Because `rows_patch()` and `rows_append()` work on data frames and databases alike, and can persist the changes to a database with `in_place = TRUE`, the approach above defines a process for efficiently maintaining the history table as new data arrives.
Using a single `rows_upsert()` call is possible but worse because this would mean that the payload would be overwritten for old rows.
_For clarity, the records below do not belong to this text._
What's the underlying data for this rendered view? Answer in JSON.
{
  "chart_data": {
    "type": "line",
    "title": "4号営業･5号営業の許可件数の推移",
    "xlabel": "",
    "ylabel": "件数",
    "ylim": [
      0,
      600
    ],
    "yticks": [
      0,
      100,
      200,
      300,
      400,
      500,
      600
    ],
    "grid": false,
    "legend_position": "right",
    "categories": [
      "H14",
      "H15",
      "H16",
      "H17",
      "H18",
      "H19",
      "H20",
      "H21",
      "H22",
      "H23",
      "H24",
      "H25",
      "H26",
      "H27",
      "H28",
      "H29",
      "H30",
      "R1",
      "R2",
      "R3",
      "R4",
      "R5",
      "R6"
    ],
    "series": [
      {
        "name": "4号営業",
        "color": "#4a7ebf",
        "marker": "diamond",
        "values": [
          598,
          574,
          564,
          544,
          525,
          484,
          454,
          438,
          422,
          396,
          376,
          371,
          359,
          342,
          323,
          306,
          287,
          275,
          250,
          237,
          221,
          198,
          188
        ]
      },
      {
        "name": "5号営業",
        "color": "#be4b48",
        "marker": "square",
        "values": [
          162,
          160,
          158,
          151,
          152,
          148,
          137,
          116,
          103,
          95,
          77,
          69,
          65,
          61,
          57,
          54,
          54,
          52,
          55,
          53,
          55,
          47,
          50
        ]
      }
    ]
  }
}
## Data that is changing for each data delivery

The example above assumes that only few rows are changing for each data delivery.
In real-world datasets, situations can occur where a few columns are changing for each data delivery across the entire dataset.
In this case, no compression can be achieved by storing only the changed rows.
A viable solution is to store the ever-changing columns in a separate table and join them with the history table when needed.

## Conclusion

The naive approach to maintaining different versions of a table is to store the entire table for each version (`V#` in our example).
This is inefficient in terms of storage but offers the best performance for querying.

A good compromise is to maintain a history or temporal table (`H#` in our example).
This requires each row to be identified by a unique identifier (the `id` column).
The `id` column can be an integer, a GUID, or any other unique identifier.
Composite keys are also possible.
A temproal table contains two extra columns, `from` and `to`, that define the time period during which a row is valid.
These columns can be of any ordered type, such as integers, dates, or timestamps.
The `at_time()` function provides a way to query such a table at a specific point in time.

The maintenance of a temporal table as new data arrives is slightly different depending on the storage medium because they have different trade-offs.
Flat files are easy to work with but require the entire table to be read and written.
To maintain efficiency, the history table can be split into observation (`O#`) and difference (`D#`) tables.
In contrast, a database table can be changed in-place but requires the changesets to be specified in bulk for efficiency.

For flat files, the `compute_diff()` function provides a way to efficiently maintain the observation and difference tables as new data arrives.
For each new data delivery, only the most recent observation table must be replaced with a new difference table, and the new delivery essentially becomes the new observation table.

The `compute_diff_history()` function provides a way to efficiently maintain a history table on a database new data arrives.
It specifies precisely the rows to be updated and appended.
For updated rows, the payload `x` is never touched.